I am following Folland's A Course in Abstract Harmonic Analysis, currently looking at unitary representations of compact groups (Chapter 5).
Let $\rho$ be a unitary representation of compact $G$ on $\mathcal{H}_{\rho}$, and $[\pi],[\pi']\in\hat{G}$.
From Proposition 5.3, we know that for an invariant subspace $M_{\pi}$ of representation space $\mathcal{H}_{\rho}, M_\pi'$ is the orthogonal complement of $M_\pi$ if $\pi$ and $\pi$ are not unitarily equivalent.
Then a note after this proposition says we can write the space $H_\rho$ as a direct sum of $M_\pi$ over the representatives of the equivalence classes $[\pi]$.
But, since $M_\pi'$ is the orthogonal complement of $M_\pi$, do we not have $H_\rho$ as a direct sum of $M_\pi$ and $M_\pi'$ only?

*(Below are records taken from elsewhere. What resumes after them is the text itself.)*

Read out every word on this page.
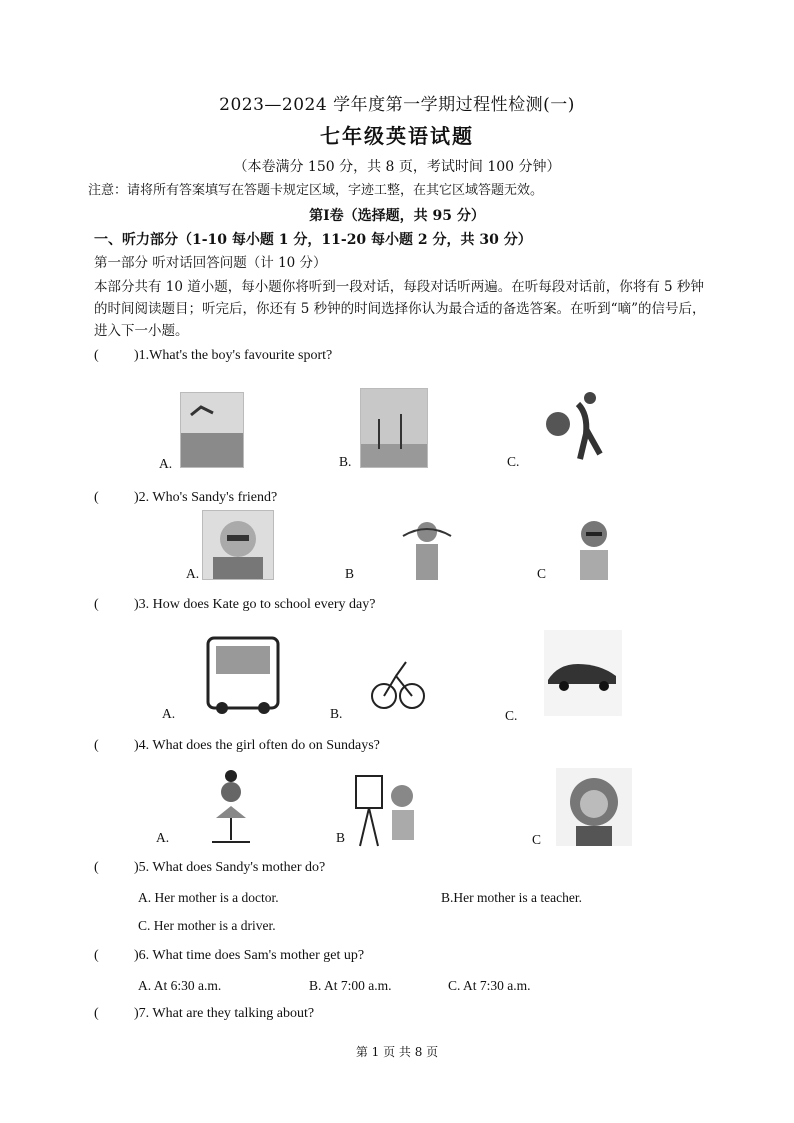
2023—2024 学年度第一学期过程性检测(一)
七年级英语试题
（本卷满分 150 分，共 8 页，考试时间 100 分钟）
注意：请将所有答案填写在答题卡规定区域，字迹工整，在其它区域答题无效。
第Ⅰ卷（选择题，共 95 分）
一、听力部分（1-10 每小题 1 分，11-20 每小题 2 分，共 30 分）
第一部分 听对话回答问题（计 10 分）
本部分共有 10 道小题，每小题你将听到一段对话，每段对话听两遍。在听每段对话前，你将有 5 秒钟的时间阅读题目；听完后，你还有 5 秒钟的时间选择你认为最合适的备选答案。在听到“嘀”的信号后，进入下一小题。
(	)1.What's the boy's favourite sport?
A.	B.	C.
(	)2. Who's Sandy's friend?
A.	B	C
(	)3. How does Kate go to school every day?
A.	B.	C.
(	)4. What does the girl often do on Sundays?
A.	B	C
(	)5. What does Sandy's mother do?
A. Her mother is a doctor.	B.Her mother is a teacher.
C. Her mother is a driver.
(	)6. What time does Sam's mother get up?
A. At 6:30 a.m.	B. At 7:00 a.m.	C. At 7:30 a.m.
(	)7. What are they talking about?
第 1 页 共 8 页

While $\rho$ might have more than two non-unitarily equivalent subspaces, it does not seem possible (or sensible) to write $\rho$ as a direct sum over all of them given that the entire representation space of it can be expressed using only one of these invariant substances, via a direct sum of the subspace and its orthogonal complement?
I hope my question is clear. Thanks.